Wheeler students see the impact of their time in the AVID program long before graduation day nears.
“AVID is one of the best things that has ever happened to me. From the tools we learned to the ways I apply them is what really matters most in and outside of our classroom. We stick together. AVID is family. We can always depend on each other. When I begin to give up and have no one to talk to, I get advice from my AVID family. They’re really my support system. Our AVID teachers go out of their way and go the extra mile to make sure it’s successful in and out of school. They are not your ordinary teachers, and it has given me a different perspective on school, and even in life [the program] makes me see things in a way that makes the impossible now possible,” said junior Ta’lor who was new to Georgia when [she] started school at Wheeler.

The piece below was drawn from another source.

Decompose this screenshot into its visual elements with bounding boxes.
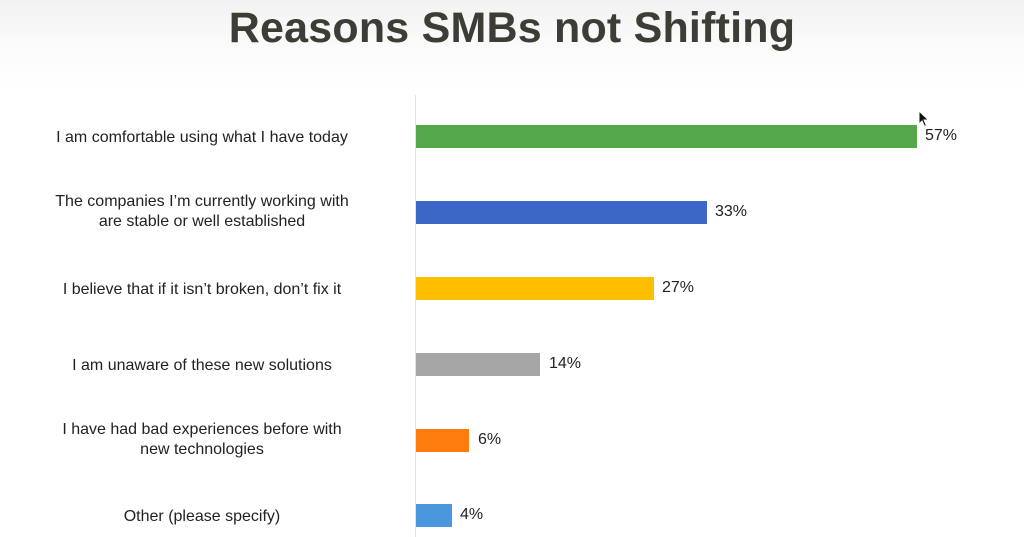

The AVID program has helped build Ta’lor up so she can hold her head high and use her new self-confidence to let others know about the impact the program has on students like herself.
The students have become ambassadors for the program, creating social media pages to help reach younger students and addressing community meetings. They want others to have the same opportunities and support they received in the Wheeler program.
The result? The program is growing. Students in middle school know about the program and are eager to join.
In 2017, there were two students in the Wheeler program. This year, the school supported about 90 students in AVID, and 67 rising freshmen have already applied to join the program next school year—a sign of the program’s continued growth.
“AVID strategies work for all students. So, we’re in the process of creating classes for our incoming freshmen that use the AVID strategies,” explained Wheeler Principal Paul Gillihan. “We’re going to incorporate some strategies, and we’re going to have some pre-added classes for students who did not make it into the program initially. We will try to get them in there the next year for their sophomore year.”